Like stagecoach lines before it, it used steamboats where possible, from NYC to South Amboy & from Bordentown to Philadelphia, crossing only the narrow 'waist' of NJ on land. (Trains instead continued to a ferry at Camden in winter when ice impeded navigation on the Delaware.)
As of 1835 the C&A ran two trips daily trips in each direction, leaving the terminals (Pier 1 North River, NYC and Chestnut St Wharf, Philadelphia) at 6am & 10am. End to end the journey took about 8 hours & cost $3 ($2 for forward deck places).
Parts of the modern NYC-Philadelphia rail route were already open in 1835; Newark-Elizabeth opened in December and Trenton-Kensington (on the northeast outskirts of Philadelphia) had opened 1834. Trains ran thru from Jersey City to Trenton (and Bordentown/Camden) by 1839.
The Kensington terminal's poor location meant the route to Camden (using the C&A track south of Bordentown) remained busier until the link to West Philadelphia (today's 30th St Station) opened 1867. A short boat ride was required at the NYC end until Penn Station opened 1910.
In 1835 a traveller continuing south from Philadelphia would need to spend the night before catching the daily 6am steamboat to Newcastle DE, the Newcastle & Frenchtown RR (opened 1831) across to Chesapeake Bay, & another steamboat to Baltimore, arriving about 3pm (thru fare $3).
Travel from Philadelphia to Baltimore would get much simpler the next year (1836) when the Philadelphia, Wilmington & Baltimore Railroad opened on essentially the modern route (though a ferry was still required to cross the Susquehanna River until 1866).
Finally, in August 1835 the Baltimore & Ohio Railroad opened its Washington Branch from Baltimore to Washington DC. Two daily trains in each direction (8:15am & 4pm southbound, 9am & 4:30pm northbound) made the journey in about 2.5 hours, fare $2.50.
Trains began at the B&O depot near the harbor at Pratt & Light Streets, and were hauled by horses about a mile down Pratt St to Mount Clare (current site of the B&O Railroad Museum) where a steam locomotive was attached for the rest of the trip to DC.
They joined the route of today's MARC Camden Line in West Baltimore & followed it to DC. Within the District they followed (the routes of today's) West Virginia Ave, I St NE, Delaware Ave & Louisiana Ave to a station at Pennsylvania Ave & 2nd St NW, just northwest of the Capitol.

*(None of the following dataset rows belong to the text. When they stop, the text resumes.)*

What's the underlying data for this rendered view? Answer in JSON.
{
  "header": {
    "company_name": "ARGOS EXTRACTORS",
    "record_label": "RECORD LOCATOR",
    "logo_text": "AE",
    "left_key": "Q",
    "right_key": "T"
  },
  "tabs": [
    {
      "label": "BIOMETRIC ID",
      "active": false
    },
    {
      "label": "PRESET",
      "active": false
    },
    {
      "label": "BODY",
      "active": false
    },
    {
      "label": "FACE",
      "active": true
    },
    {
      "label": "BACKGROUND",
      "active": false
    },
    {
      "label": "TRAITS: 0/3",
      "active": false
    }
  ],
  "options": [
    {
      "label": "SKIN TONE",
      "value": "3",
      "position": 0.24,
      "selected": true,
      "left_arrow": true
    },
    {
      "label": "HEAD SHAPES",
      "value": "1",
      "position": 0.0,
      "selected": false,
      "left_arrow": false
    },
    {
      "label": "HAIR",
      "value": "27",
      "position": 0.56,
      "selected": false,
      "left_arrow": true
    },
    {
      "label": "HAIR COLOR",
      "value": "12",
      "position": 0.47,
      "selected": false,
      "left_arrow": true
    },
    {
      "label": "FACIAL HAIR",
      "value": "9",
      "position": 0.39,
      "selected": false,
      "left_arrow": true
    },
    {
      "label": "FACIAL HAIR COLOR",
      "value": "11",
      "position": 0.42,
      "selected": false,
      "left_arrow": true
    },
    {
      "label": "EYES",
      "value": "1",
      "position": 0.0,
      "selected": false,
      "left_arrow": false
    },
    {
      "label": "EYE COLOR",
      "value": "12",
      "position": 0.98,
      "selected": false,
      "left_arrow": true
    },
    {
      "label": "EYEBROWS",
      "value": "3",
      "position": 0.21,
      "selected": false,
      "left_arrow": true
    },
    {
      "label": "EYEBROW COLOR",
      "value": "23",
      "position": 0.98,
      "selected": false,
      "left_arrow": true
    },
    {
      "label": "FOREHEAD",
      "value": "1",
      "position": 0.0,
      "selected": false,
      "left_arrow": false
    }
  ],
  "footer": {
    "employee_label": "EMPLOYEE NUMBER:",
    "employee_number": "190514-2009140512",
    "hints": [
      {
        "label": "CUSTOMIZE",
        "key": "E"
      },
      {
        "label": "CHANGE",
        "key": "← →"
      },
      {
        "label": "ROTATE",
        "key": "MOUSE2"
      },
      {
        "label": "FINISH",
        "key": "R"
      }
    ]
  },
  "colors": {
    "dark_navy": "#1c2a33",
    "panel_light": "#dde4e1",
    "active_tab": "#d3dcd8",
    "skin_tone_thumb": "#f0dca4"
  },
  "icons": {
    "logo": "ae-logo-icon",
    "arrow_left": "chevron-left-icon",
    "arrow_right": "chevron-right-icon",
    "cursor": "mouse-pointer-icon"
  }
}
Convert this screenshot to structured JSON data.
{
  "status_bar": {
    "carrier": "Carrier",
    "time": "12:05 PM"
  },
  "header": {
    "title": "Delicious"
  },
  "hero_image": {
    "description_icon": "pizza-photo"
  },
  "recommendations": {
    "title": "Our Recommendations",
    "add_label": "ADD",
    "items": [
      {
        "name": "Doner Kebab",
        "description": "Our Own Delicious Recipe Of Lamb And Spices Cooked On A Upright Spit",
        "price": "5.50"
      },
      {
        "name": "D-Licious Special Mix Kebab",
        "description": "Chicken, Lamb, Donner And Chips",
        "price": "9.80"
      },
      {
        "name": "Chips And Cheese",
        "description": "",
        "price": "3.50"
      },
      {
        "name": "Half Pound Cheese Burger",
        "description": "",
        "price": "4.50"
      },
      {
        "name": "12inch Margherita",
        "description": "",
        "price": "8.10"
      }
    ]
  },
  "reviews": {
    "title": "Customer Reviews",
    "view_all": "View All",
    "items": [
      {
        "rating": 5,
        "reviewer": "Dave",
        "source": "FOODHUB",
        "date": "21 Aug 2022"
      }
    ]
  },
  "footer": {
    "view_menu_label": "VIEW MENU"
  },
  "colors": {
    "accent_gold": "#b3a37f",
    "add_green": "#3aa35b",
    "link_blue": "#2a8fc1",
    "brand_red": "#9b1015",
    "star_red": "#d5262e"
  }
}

(While the 1835-built B&O Washington Branch is still mostly served by the MARC Camden Line, today Amtrak trains take the 'Penn Line' route built by the Pennsylvania Railroad-controlled Baltimore & Potomac Railroad in 1872 to compete with the B&O.)
Thus, in 1835 one could leave Boston by train at 1:30pm, board a steamboat in Providence at 4pm, arrive Manhattan in time for a 10am departure to Philadelphia, overnight there & continue at 6am to Baltimore, onward at 4pm to DC, & arrive there around 6:30pm.
That's about 53.5 hours after leaving Boston (including 24 minutes' difference in local mean times), with a total cheapest-class fare of $14 (about $427 adjusting for inflation) excluding the Philadelphia hotel. Today the Acela takes 6.5 to 7 hours and usually costs $200 to $300.